While we have much more evaluating to do, it’s possible some might make fewer factual errors than publicly-available tools, in part because — with effort — they can be designed to cite their sources clearly and proactively.
Although it would be premature to call most of them “operational,” it’s true that some are actively being experimented with, and even used as part of people’s regular workflows — of course, with appropriate human supervision and judgement, not just to validate but also to continue improving them.
We are confident in the alignment of our innovation goals with our responsible AI principles. Our country’s vibrant innovation ecosystem is second-to-none precisely because it’s powered by a free and open society committed to responsible-use values and ideals.
We are world leaders in the promotion of the responsible use of AI and autonomy, with our allies and partners. One example is the Political Declaration that we launched back in February and that Vice President Harris highlighted in London this week, which creates strong norms for responsible behavior. As the Vice President noted, over 30 countries have endorsed the declaration, ranging from members of the G7 to countries in the Global South.
Another example is our AI Partnership for Defense, where we work with allies and partners to talk through how we can turn our commitment to responsible AI into reality.
Those common values are a big reason why America and the U.S. military have many capable allies and partners around the world, and why growing numbers of world-leading commercial tech innovators want to work with us. Our strategic competitors can’t say that — and we are better off for it.
Those nations take a different approach. It’s deeply concerning, for instance, to see some countries using generative AI for disinformation campaigns against America, as has been reported by tech companies and the press.
But there is still time to work toward more responsible approaches.
For example, in the 2022 Nuclear Posture Review the United States made clear that in all cases, we will maintain a human “in the loop” for all actions critical to informing and executing decisions by the President to initiate or terminate nuclear weapons.
Other nations have drawn similar bright lines. We call on and would welcome more countries to do the same. And we should be able to sit down, talk, and try to figure out how to make such commitments credible. We hope all nations would agree.
As we’ve said previously, the United States does not seek an AI arms race with any country, including the PRC, just as we do not seek conflict. With AI and all our capabilities, we seek only to deter aggression and defend our country, our allies and partners, and our interests.
That’s why we will continue to encourage all countries to commit to responsible norms of military use of AI. And we will continue to ensure our own actions clearly live up to that commitment: from here at the Pentagon and across all our commands and bases world-wide, to the flotilla of uncrewed ships that recently steamed across the entire Pacific, to the thousands of all-domain attritable autonomous systems we aim to field in the next two years through DoD’s recently-announced Replicator initiative.

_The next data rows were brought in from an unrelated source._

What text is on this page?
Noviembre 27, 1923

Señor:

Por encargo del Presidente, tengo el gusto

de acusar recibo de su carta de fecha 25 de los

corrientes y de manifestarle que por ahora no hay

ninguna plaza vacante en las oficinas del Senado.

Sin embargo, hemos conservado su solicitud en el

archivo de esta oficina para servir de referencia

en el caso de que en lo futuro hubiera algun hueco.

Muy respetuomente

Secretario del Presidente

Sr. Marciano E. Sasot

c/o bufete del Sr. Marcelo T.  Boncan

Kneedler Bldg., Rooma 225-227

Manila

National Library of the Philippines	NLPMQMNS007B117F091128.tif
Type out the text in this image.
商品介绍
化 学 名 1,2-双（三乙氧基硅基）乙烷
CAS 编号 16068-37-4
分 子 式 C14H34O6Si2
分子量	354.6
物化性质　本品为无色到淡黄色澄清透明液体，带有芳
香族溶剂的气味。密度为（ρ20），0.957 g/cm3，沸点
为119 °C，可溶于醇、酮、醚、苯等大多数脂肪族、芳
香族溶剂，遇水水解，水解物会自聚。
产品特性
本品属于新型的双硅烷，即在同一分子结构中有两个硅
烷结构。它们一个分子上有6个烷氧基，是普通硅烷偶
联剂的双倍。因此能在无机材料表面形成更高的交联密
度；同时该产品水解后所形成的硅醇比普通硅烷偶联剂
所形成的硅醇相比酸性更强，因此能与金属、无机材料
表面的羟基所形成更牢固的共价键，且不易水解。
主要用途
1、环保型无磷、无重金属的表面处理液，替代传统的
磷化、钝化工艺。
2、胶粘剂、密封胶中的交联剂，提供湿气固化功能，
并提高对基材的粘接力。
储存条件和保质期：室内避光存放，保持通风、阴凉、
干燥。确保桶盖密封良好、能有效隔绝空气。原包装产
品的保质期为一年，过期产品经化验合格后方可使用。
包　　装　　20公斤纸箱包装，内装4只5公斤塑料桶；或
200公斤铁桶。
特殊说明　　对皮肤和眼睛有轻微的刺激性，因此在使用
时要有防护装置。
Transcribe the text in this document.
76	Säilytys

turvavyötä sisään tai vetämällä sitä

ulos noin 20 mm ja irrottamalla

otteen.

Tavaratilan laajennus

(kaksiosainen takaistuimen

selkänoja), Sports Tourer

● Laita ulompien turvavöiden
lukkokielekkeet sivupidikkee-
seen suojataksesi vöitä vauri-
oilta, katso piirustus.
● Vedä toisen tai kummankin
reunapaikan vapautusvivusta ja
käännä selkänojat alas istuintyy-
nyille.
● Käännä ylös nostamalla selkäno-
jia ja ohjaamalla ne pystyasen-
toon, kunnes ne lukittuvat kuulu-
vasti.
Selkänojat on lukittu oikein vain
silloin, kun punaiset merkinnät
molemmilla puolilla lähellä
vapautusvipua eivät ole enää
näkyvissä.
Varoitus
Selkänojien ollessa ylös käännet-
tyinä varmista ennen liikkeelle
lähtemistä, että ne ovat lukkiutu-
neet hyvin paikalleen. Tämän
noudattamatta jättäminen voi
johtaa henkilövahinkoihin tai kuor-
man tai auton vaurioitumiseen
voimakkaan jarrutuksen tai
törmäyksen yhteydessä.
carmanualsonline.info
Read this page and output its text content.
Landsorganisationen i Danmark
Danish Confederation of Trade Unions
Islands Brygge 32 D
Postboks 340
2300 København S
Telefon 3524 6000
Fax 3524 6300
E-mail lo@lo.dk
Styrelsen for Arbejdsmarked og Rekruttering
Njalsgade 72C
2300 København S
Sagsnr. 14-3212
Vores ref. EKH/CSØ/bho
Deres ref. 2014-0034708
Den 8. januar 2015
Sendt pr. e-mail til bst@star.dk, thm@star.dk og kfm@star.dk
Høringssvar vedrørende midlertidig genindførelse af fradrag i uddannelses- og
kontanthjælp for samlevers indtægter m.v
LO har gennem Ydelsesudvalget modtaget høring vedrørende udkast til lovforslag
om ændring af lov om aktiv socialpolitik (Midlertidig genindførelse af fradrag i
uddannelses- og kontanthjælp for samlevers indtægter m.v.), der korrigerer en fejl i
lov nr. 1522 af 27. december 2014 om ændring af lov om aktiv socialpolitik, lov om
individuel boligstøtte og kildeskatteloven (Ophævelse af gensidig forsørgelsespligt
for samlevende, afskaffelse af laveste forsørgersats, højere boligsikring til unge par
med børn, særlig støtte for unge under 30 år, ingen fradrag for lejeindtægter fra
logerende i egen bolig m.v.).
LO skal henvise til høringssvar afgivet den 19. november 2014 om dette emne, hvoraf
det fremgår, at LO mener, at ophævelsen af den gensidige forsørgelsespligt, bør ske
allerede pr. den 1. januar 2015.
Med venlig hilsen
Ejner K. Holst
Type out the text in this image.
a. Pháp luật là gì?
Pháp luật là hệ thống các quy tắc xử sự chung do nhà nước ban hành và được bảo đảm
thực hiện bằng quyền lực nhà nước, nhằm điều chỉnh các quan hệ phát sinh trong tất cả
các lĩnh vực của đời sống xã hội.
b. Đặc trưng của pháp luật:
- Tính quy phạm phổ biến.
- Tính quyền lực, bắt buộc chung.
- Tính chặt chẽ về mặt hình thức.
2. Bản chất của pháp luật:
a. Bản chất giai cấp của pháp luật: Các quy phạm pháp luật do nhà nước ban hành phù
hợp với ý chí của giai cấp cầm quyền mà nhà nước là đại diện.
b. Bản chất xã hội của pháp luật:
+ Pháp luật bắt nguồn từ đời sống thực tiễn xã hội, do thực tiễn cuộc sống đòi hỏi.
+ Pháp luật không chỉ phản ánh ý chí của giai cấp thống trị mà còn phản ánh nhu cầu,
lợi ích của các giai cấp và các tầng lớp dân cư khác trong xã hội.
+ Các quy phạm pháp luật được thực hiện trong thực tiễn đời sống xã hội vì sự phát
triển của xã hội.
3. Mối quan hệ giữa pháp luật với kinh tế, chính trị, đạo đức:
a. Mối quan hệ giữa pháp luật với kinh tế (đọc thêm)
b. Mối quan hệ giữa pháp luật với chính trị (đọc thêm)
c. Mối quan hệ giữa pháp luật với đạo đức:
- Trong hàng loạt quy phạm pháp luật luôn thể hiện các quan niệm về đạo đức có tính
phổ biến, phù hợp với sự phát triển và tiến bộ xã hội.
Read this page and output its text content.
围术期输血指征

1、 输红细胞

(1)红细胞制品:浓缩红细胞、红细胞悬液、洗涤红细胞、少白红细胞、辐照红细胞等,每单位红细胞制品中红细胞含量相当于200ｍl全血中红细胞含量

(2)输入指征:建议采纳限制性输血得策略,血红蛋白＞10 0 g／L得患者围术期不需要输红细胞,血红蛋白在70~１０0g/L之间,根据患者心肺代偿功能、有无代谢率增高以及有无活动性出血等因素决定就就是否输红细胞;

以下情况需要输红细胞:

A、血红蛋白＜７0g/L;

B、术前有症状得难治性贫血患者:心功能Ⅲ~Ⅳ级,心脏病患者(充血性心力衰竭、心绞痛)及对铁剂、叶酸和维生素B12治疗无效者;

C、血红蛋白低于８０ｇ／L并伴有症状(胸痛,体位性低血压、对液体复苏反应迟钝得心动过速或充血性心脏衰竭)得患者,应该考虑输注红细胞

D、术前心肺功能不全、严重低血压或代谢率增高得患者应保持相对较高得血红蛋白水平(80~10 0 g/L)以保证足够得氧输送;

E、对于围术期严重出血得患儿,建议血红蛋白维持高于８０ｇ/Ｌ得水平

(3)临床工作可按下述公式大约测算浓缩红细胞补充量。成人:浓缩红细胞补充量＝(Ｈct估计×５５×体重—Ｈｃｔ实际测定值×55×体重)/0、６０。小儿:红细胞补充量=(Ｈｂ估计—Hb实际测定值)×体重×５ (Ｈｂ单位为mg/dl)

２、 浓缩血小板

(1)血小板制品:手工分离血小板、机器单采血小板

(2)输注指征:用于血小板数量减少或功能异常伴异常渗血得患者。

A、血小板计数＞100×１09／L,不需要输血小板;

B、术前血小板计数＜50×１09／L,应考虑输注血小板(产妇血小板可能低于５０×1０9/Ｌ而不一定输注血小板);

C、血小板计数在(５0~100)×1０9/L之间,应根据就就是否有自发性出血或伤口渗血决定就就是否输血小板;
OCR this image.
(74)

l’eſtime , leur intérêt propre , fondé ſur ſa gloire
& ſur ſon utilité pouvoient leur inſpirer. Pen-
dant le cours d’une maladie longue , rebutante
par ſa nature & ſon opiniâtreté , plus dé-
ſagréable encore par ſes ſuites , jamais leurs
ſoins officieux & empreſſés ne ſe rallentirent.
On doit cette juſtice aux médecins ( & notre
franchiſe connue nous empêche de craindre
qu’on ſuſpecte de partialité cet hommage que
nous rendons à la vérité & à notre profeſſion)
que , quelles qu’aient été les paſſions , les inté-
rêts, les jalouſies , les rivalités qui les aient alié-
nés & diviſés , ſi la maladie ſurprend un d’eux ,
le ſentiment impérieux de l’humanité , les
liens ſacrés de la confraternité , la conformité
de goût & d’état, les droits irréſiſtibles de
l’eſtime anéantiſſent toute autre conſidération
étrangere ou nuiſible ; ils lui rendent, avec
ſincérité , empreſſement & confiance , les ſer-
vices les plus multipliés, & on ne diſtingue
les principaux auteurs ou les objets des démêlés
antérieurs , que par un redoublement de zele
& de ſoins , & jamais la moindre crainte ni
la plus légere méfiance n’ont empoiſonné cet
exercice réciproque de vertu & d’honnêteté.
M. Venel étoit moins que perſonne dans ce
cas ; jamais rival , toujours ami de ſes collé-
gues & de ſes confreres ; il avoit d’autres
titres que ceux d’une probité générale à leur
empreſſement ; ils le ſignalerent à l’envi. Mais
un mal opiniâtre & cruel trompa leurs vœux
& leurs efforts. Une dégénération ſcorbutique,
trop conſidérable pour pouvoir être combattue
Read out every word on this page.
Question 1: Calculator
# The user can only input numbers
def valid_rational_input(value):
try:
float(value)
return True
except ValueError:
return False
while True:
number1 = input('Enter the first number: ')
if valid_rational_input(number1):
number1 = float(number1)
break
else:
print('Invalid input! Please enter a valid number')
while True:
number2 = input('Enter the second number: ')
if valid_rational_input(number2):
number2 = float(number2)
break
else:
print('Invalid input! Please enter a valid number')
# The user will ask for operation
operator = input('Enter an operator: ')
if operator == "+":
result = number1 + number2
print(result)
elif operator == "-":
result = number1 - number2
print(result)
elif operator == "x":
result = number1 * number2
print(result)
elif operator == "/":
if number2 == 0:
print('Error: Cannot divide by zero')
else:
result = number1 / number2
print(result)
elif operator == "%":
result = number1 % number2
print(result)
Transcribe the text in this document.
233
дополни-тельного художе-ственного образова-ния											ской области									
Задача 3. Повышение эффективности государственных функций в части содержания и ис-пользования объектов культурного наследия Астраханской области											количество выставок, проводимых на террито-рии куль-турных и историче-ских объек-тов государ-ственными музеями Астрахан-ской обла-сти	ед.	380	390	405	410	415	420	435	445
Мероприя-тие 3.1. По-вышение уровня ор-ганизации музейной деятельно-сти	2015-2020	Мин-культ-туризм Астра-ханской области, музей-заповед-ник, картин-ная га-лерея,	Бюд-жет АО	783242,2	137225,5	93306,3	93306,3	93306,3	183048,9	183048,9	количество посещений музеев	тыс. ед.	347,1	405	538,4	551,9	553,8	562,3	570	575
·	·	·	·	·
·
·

The state of AI in DoD is not a short story, nor is it static — we must keep doing more, safely and swiftly, given the nature of strategic competition with the PRC, our pacing challenge.
At the same time, we benefit from a national position of strength, and our own uses grow stronger every day. And we will be keeping up the momentum, ensuring we make the best possible use of AI technology responsibly and at speed.
With that, I’ll take your questions.